18

2K 211 26
                                    

Kim Jongin

Annem, en sevdiğim yemekten bir kaşık daha tabağıma koyarken, ona itiraz etmek için dahi dudaklarımı aralamaya mecalim yoktu. Krystal'i hangi ara evinden almıştım, buraya nasıl gelmiştik ve yemek masasına oturana kadar neler konuşmuştuk farkında değildim. Aklımda, Kyungsoo'nun cümleleri dört dönüyordu. Ondan başka hiçbir şey düşünemez olmuştum.

Yanlarına ne olur ne olmaz diye gizlice yolladığım yardımcımdan öğrendiğime göre koluna serum takılmıştı. Yarın belirsiz bir zamanda ameliyat olacaktı ve bu yüzden hemşireler onu sık sık ziyarete gelerek, tahlil üzerine tahlil yapıyorlardı. Ameliyata girmeden önce canı yanmaya başladığı için üzgün hissediyordum.

Ve şimdi, annemin üzerine titreyerek gelini saydığı Krystal ile aynı masada gülümsemeye çalışarak yemek yerken, herkese haksızlık ediyordum.

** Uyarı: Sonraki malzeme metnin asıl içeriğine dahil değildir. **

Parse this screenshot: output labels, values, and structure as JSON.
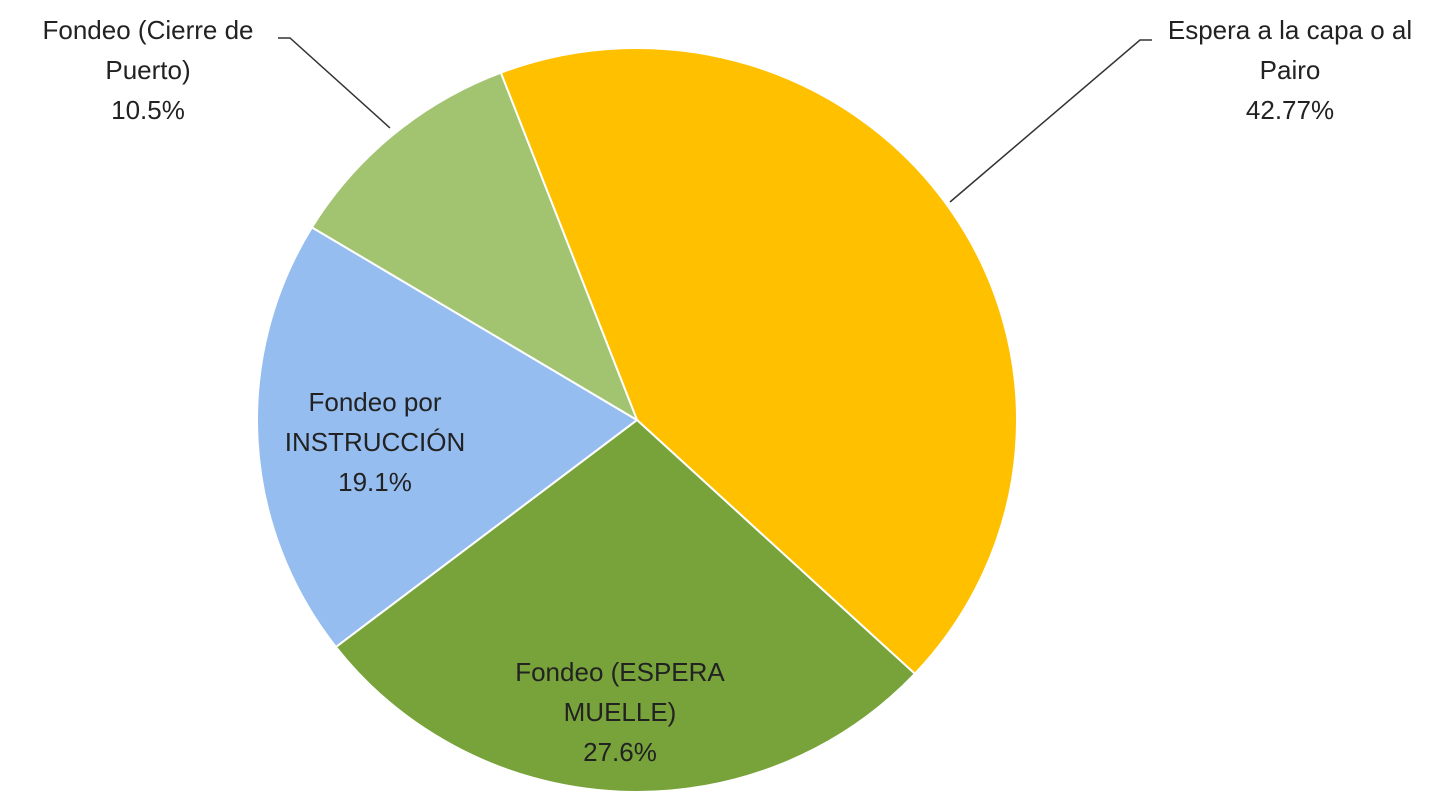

Bulunmak istediğim yer burası değildi. Hastahaneye gitmek için yanıp tutuştuğum bu durumda, bana acı çektirmek pahasına ölümü göze aldığını belirten adam aklıma geldikçe, geri çekiliyordum. Arafta gibiydim. Canım sıkılıyordu.

"Yemeği ertelemek zorunda kaldığımız için üzgünüm efendim."

Krystal'in tatlı ses tonu kulağıma çarptığında, bakışlarım onun su dalgası saçlarında gezindi. Görüştüğümüz zaman boyunca en özenli haliydi. Hafif bir makyaj yapmış, vücudunu neredeyse hiç açıkta bırakmayan koyu renk elbise giymişti. Güzel görünüyordu ancak düşüncelerimi dağıtmaya yetecek kadar değildi.

"Önemi yok kızım, şimdi buradasın işte. Seninle daha önce tanışmak isterdim sadece. Çok hanımefendisin, çok güzelsin."

"Teşekkür ederim, sizde çok zarifsiniz."

İki kadının birbirini övmesi yaşları biraz yakın olsaydı şayet asla göremeyeceğiniz bir durumdu ve bende görmemeyi tercih edecek biriydim. İlk kez babamın yada ailemizden bir başka erkeğin, bu masada yerinin olmamasına lanet ettim. Boğuluyor gibi hissediyordum, belki de bu yüzden kadınlar için ideal erkek değildim ve çoğu zaman benden kaçıyorlardı yada ben onları anlayamadığım için müsait bir yerde bırakıyordum.

Sessizdeki telefonumun yanıp sönen ışığını fark ettiğimde, bunun hastahaneden gelen bir çağrı olduğunu düşünerek acele ettim. Ancak bu şekilde davranmamam gerektiğini kadehim, annemin gözü gibi baktığı çeyizlik masa örtüsüne düşüp içindeki şarap hızla beyaz örtü üzerine rengini bırakarak yayılmaya başladığında fark ettim. Bakışlarım annemi bulduğunda, gözlerinin şaşkınlık içinde iri iri açıldığını ancak misafirimizin yanında ağzından yanlış bir şey kaçırmamak için dudaklarını birbirine sıkı sıkıya bastırdığını gördüm.

"Üzgünüm, acil bir arama bekliyordum da."

Aslında açıklama yapmak yerine ortamdan uzaklaşmam gerektiğini biliyordum fakat telefonumun yanıp yanıp sönen ışığı, bir kaç saniye önce tekrar yanmamak üzere kapanmıştı. Kaçacak yerim yoktu.

"Önemli değil, değil mi?"

Krystal ortamı yumuşatmak amacıyla sorduğunda, annemin dişlerini sıkarak, kendine gelebilmek için başını iki yana salladığına şahit oldum.

"Öyle tabi."

Bunun altında yatan "kız bir gitsin, ben sana sorarım." imasını anladığım için biraz korksamda, kirlenenen masadaki yerimi değiştirip, çatalım ile oynadığım yemeğimi karıştırmaya devam ettim.